PETase-PET hydrophobicity surface

Figure 3. Trimer-CPX-Hydrophobicity

Qualitative Analysis

PET oligomers consistently docked into the PETase active site with benzene rings stacking and aligning to more hydrophobic regions, suggesting dominant Van der Waals contributions to stabilisation.

In addition, hydrogen bonding increases in quantity alongside oligomer size. However, this increase did not offset the decline in overall affinity, consistent with steric fit limits in the catalytic pocket for longer stacks.

Interpretation: The modelling analyses indicates that prioritising cleavage pathways yielding shorter PET fragments are advantageous, as PETase demonstrates higher catalytic affinity for monomers and dimers compared to trimers within the modelled binding pocket. This finding therefore supports the use of α‑amylase 3 signal peptides, since extracellular secretion increases exposure to PET fragments where short oligomers dominate, consistent with the hydrophobic binding trends. Together with our earlier observation that PET is primarily located in the extracellular domain, these results led to the incorporation of BBa_252Q5ZWV (the modelled construct which contains both PETase and α‑amylase 3 signal peptides) into all constructs used in our plant transformation experiments.
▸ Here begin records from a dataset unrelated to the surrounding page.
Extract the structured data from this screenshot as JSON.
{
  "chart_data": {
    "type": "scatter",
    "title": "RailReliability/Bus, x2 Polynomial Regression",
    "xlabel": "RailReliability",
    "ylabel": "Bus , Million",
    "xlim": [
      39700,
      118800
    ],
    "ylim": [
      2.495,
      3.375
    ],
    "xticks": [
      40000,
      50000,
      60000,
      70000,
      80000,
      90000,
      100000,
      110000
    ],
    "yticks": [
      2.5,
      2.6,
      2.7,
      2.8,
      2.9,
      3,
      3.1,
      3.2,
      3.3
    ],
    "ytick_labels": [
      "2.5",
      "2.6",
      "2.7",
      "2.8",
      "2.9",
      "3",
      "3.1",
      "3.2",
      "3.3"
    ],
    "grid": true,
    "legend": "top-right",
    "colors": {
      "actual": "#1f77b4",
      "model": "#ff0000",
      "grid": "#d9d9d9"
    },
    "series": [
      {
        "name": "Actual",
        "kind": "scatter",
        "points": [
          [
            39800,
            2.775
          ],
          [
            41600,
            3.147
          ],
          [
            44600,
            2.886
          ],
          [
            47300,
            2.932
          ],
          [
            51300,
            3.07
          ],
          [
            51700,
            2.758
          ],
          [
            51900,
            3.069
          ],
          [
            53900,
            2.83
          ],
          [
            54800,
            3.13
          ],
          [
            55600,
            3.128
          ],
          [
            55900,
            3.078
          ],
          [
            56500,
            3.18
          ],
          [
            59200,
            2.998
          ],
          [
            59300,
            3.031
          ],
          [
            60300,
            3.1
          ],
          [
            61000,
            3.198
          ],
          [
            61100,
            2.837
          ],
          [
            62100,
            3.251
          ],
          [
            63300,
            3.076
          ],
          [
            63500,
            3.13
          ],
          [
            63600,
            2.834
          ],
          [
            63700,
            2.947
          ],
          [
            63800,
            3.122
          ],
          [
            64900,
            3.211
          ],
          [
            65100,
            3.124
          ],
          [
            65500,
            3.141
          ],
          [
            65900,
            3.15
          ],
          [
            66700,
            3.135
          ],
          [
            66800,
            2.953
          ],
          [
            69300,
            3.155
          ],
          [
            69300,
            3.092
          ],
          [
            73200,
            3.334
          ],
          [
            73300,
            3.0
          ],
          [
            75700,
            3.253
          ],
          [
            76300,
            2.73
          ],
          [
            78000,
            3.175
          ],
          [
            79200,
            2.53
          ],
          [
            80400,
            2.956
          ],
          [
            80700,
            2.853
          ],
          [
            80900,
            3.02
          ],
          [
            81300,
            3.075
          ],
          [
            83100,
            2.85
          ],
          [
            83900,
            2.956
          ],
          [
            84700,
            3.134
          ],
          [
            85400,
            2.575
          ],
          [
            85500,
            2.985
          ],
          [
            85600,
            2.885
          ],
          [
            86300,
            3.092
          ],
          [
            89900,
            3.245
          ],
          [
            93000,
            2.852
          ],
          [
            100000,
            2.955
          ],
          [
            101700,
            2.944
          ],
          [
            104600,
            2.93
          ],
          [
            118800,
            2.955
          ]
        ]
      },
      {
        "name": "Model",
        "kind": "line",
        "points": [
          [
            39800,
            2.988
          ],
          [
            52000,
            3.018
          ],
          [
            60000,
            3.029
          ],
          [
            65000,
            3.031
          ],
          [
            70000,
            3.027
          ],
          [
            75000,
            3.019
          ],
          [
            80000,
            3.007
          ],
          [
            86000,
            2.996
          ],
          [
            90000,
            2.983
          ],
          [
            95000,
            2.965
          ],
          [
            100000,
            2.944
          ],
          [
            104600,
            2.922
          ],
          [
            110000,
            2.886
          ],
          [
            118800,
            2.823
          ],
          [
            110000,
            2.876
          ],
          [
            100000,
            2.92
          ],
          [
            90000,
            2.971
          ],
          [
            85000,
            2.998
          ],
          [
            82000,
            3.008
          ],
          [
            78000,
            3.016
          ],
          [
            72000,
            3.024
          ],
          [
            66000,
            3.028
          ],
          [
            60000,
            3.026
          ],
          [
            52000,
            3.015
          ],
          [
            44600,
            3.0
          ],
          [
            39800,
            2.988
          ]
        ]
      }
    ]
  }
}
Despite results which contain detailed statistics and visual representations, docking treats substrates and enzymes largely as rigid or semi-flexible structures, which can under-represent conformational dynamics and PET crystallinity effects. Additionally, solvent and long-timescale rearrangements are only roughly modelled and not fully resolved. To fully understand turnover behaviour, further work needs to be done with molecular dynamics or kinetic modelling.

With that said, the conclusions of this experiment are positioned as directional guidance for engineering rather than definitive activity predictions.

As resources permit, we may apply restrained molecular dynamics to sample induced fit and solvent effects, improving confidence intervals around binding and orientation hypotheses.

To perform molecular docking simulation, the software PyRx is used. Specifically, the AutoDock Vina developed by Trott and Olson (2010) within PyRx performed the docking simulations.

To run PyRx, BBa_252Q5ZWV is converted to three-dimensional protein files via AlphaFold (Jumper et al., 2021).

Lastly, docking data are interpreted with the help of Discovery Studio Visualiser (Dassault Systèmes, 2025).

All Protein Data Bank files are accessible through this link.


References:
  • Trott, O., & Olson, A. J. (2010). AutoDock Vina: Improving the Speed and Accuracy of Docking with a New Scoring Function, Efficient Optimization, and Multithreading. Journal of Computational Chemistry, 31(2), 455–461. https://doi.org/10.1002/jcc.21334
  • Jumper, J., Evans, R., Pritzel, A., Green, T., Figurnov, M., Ronneberger, O., … Hassabis, D. (2021). Highly accurate protein structure prediction with AlphaFold. Nature, 596(7873), 583–589.
  • Dassault Systèmes. (2025). BIOVIA Discovery Studio Visualiser.